The kitchen was decorated in early kitchen witch. The window garden was lush with herbs and flowering plants; there was even a tomato bush that had somehow been coaxed into bristling with early fruit, each one golden orange and perfect, like a tiny sun. I eyed the plants warily, relaxing as I saw
that certain herbs and simples had vanished since our last visit.
“I cleared out the plants that were inherently harmful to the fae,” said Janet, following my gaze and guessing the reasons for it. “It seemed unkind to ward my own daughter’s home against her.”
“Stepdaughter, if you please,” said a voice, and for a horrifying moment, I thought it was mine. Then I realized Janet was looking at Tybalt. Relief washed over me. For once, I’d managed to keep my mouth shut.
“I don’t think this is any of your concern,” said Janet stiffly.
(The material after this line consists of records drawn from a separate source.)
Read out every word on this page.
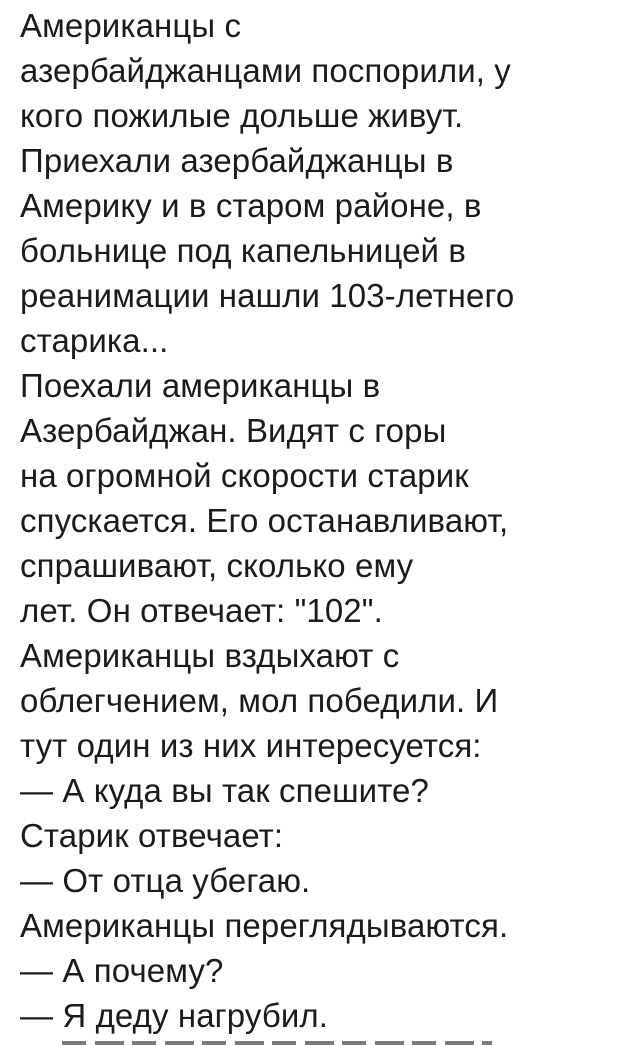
Американцы с
азербайджанцами поспорили, у
кого пожилые дольше живут.
Приехали азербайджанцы в
Америку и в старом районе, в
больнице под капельницей в
реанимации нашли 103-летнего
старика...
Поехали американцы в
Азербайджан. Видят с горы
на огромной скорости старик
спускается. Его останавливают,
спрашивают, сколько ему
лет. Он отвечает: "102".
Американцы вздыхают с
облегчением, мол победили. И
тут один из них интересуется:
— А куда вы так спешите?
Старик отвечает:
— От отца убегаю.
Американцы переглядываются.
— А почему?
— Я деду нагрубил.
“Actually, he’s right, Mom,” said Gillian. Both Janet and I turned to her. Janet looked crushed. I didn’t know what to feel. My heart was beating too hard and too fast, making my head spin. “You’re my mom, but she’s my mother. We can’t pretend she isn’t. We shouldn’t pretend she isn’t. Not with . . . everything.” Her gesture encompassed her entire body, starting with the sealskin tied around her shoulders.
Janet’s face fell. “Sweetie, you don’t have to let her in if you don’t want to.”
I cleared my throat. “Okay, great as it is to go over this again, because I’m not tired of being stabbed in the chest just yet, I did come here for a reason. Gillian, honey, we need to talk.”
“Why do parents always use food names when they’re talking to their kids? I’m legally an adult, and you still treat me like a dessert topping.” Gillian folded her arms. “Is this about whatever has Ms. Ryan so spooked? Because I’ve been waiting for someone to get around to telling me what’s going on.”
I should probably have felt guilty. All I felt in that moment was relief. Gilly knew this was coming; had been waiting, in fact, for someone to get it over with. I was actually doing her a favor for a change. “It is, yeah,” I said. I glanced to Janet and Tybalt before asking, “Has someone explained to you where Selkie skins come from?”
Gillian nodded. “Mass murder, very sad, and it’s why I’m not allowed to tell any of the other Selkies that their ‘Cousin Annie’ is secretly the actual sea witch from The Little Mermaid. I’m hanging out with Ursula on the regular, and I can’t even tell the other fairies about it.”